È questo il periodo che scoprono la farina. Gli europei ne aprofittano per insediarsi e gli inuiti per sfamarsi. 

Nasce quì l'era della "pre-farina" e della "post-farina". Nel periodo pre-farina i Montagnais vivevano di prodotti che traevano dalle abbondanti risorse faunistiche. Utilizzano le pelli e le ossa degli animali cacciati per confezionarsi vestiti e armi. Nel periodo pre-farina cambiano le pelli e pellicce contro lo strutto di maiale, il thé, il burro, la tela e le armi da fuoco. 

Il clero si è subito stabilito in prossimità dei luoghi di scambio per ingrandire la famiglia cristiana. Nel 1632 i Gesuiti insediano la loro prima missione presso i Montagnais; verso la fine del XVIIIº secolo la compagnia della "Baia d'Hudson" sfrutta molti posti di scambio in territorio montagnais.
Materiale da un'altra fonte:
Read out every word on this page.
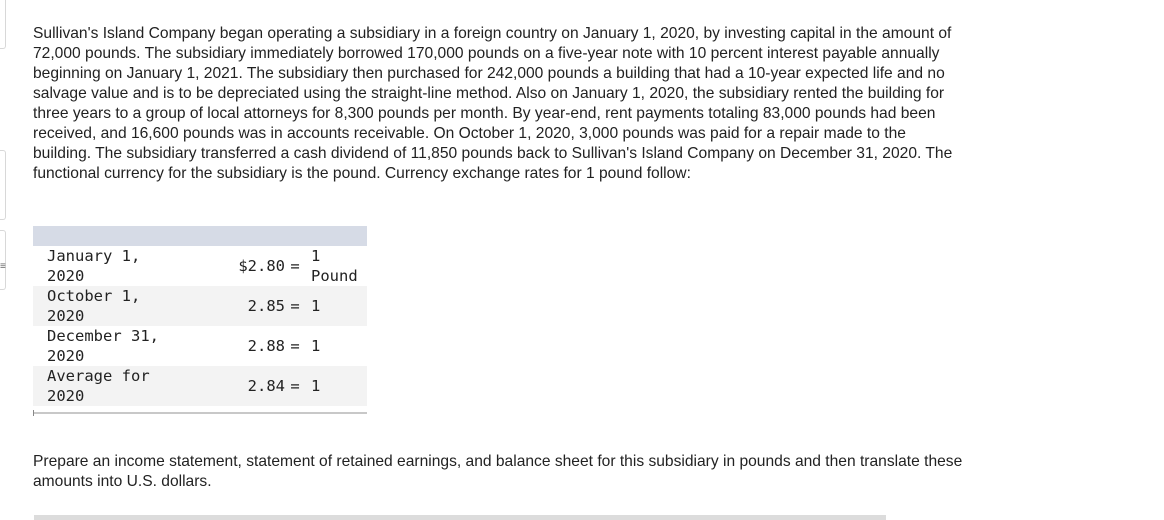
≡

Sullivan's Island Company began operating a subsidiary in a foreign country on January 1, 2020, by investing capital in the amount of 72,000 pounds. The subsidiary immediately borrowed 170,000 pounds on a five-year note with 10 percent interest payable annually beginning on January 1, 2021. The subsidiary then purchased for 242,000 pounds a building that had a 10-year expected life and no salvage value and is to be depreciated using the straight-line method. Also on January 1, 2020, the subsidiary rented the building for three years to a group of local attorneys for 8,300 pounds per month. By year-end, rent payments totaling 83,000 pounds had been received, and 16,600 pounds was in accounts receivable. On October 1, 2020, 3,000 pounds was paid for a repair made to the building. The subsidiary transferred a cash dividend of 11,850 pounds back to Sullivan's Island Company on December 31, 2020. The functional currency for the subsidiary is the pound. Currency exchange rates for 1 pound follow:

January 1, 2020
$2.80 =
1 Pound
October 1, 2020
2.85 = 1
December 31, 2020
2.88 = 1
Average for 2020
2.84 = 1

Prepare an income statement, statement of retained earnings, and balance sheet for this subsidiary in pounds and then translate these amounts into U.S. dollars.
Durante il XIXº secolo lo sfruttamento forestale soppianta quello delle pellicce; questa nuova attività, unita al popolamento delle valli del San Lorenzo, espropria ai Montagnais numerosi territori di caccia. Loro si spostano verso il nord, ma sono ben presto raggiunti sino al lago Saint-Jean.

È in questo periodo che nascono i primi villaggi e agli inizi del XXº secolo iniziano gli sfruttamenti minieri e idroelettrici con la costruzione di dighe che cambiano il paesaggio naturale con l'allagamento di immense distese di foreste.
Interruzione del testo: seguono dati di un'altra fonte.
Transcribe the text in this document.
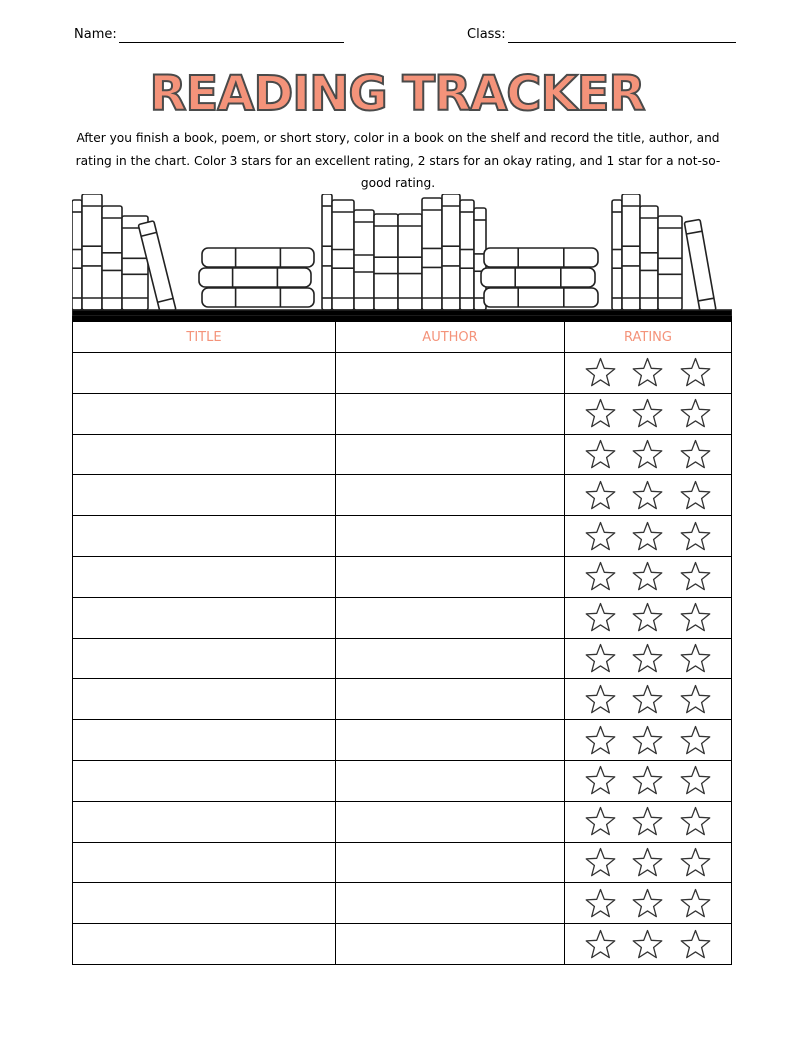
Name:	Class:
READING TRACKER
After you finish a book, poem, or short story, color in a book on the shelf and record the title, author, and rating in the chart. Color 3 stars for an excellent rating, 2 stars for an okay rating, and 1 star for a not-so-good rating.
TITLE	AUTHOR	RATING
Clubs privati ottengono privilegi di sfruttamento di immense zone per la caccia e per la pesca sui fiumi dove risalgono i salmoni, costringendo i Montagnais ad una vita difficile in mancanza di risorse che assicuravano la loro sopravvivenza.
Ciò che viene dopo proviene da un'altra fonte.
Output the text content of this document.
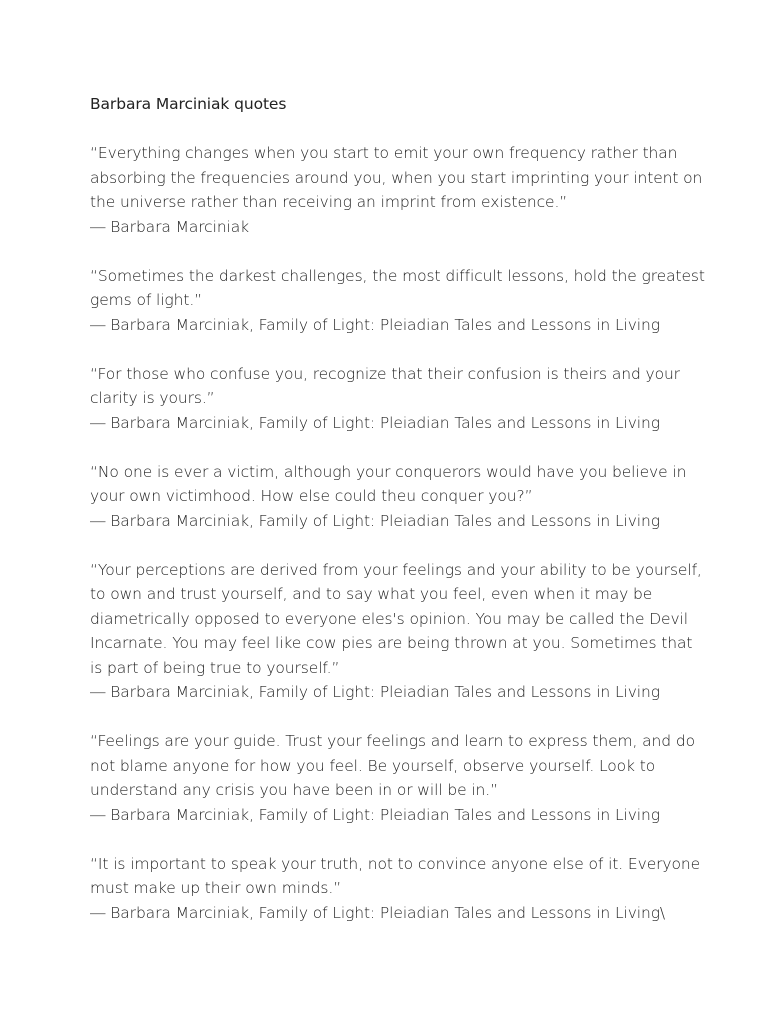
Barbara Marciniak quotes
“Everything changes when you start to emit your own frequency rather than absorbing the frequencies around you, when you start imprinting your intent on the universe rather than receiving an imprint from existence.”
― Barbara Marciniak
“Sometimes the darkest challenges, the most difficult lessons, hold the greatest gems of light.”
― Barbara Marciniak, Family of Light: Pleiadian Tales and Lessons in Living
“For those who confuse you, recognize that their confusion is theirs and your clarity is yours.”
― Barbara Marciniak, Family of Light: Pleiadian Tales and Lessons in Living
“No one is ever a victim, although your conquerors would have you believe in your own victimhood. How else could theu conquer you?”
― Barbara Marciniak, Family of Light: Pleiadian Tales and Lessons in Living
“Your perceptions are derived from your feelings and your ability to be yourself, to own and trust yourself, and to say what you feel, even when it may be diametrically opposed to everyone eles's opinion. You may be called the Devil Incarnate. You may feel like cow pies are being thrown at you. Sometimes that is part of being true to yourself.”
― Barbara Marciniak, Family of Light: Pleiadian Tales and Lessons in Living
“Feelings are your guide. Trust your feelings and learn to express them, and do not blame anyone for how you feel. Be yourself, observe yourself. Look to understand any crisis you have been in or will be in.”
― Barbara Marciniak, Family of Light: Pleiadian Tales and Lessons in Living
“It is important to speak your truth, not to convince anyone else of it. Everyone must make up their own minds.”
― Barbara Marciniak, Family of Light: Pleiadian Tales and Lessons in Living\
Negli anni 1950 nascono nuovi villaggi; i Montagnais si stabiliscono a Pakua Shipi, anche se il territorio non aveva lo statuto ufficiale di riserva indiana. Durante gli ultimi decenni, i Montagnais hanno recuperato certi territori che erano stati sfruttati da grandi compagnie private.

Oggi l'economia delle collettività Montagnais è legata al turismo, alla pesca del salmone sul loro territorio, ed ottengono dai governi federale e provinciale una giusta copartecipazione alle risorse delle quali avevano l'intero godimento, oltre ad un nuovo scambio dei poteri sul territorio dei loro avi.

La nazione degli Innus o Montagnais, che contano 15 170 membri, è la seconda nazione più popolata del Québec. Sette dei nove villaggi Innus sono localizzati sulla Côte-Nord, gli altri due sono nella regione del Lac-Saint-Jean. La maggioranza della popolazione parla l'innu; la seconda lingua è il francese.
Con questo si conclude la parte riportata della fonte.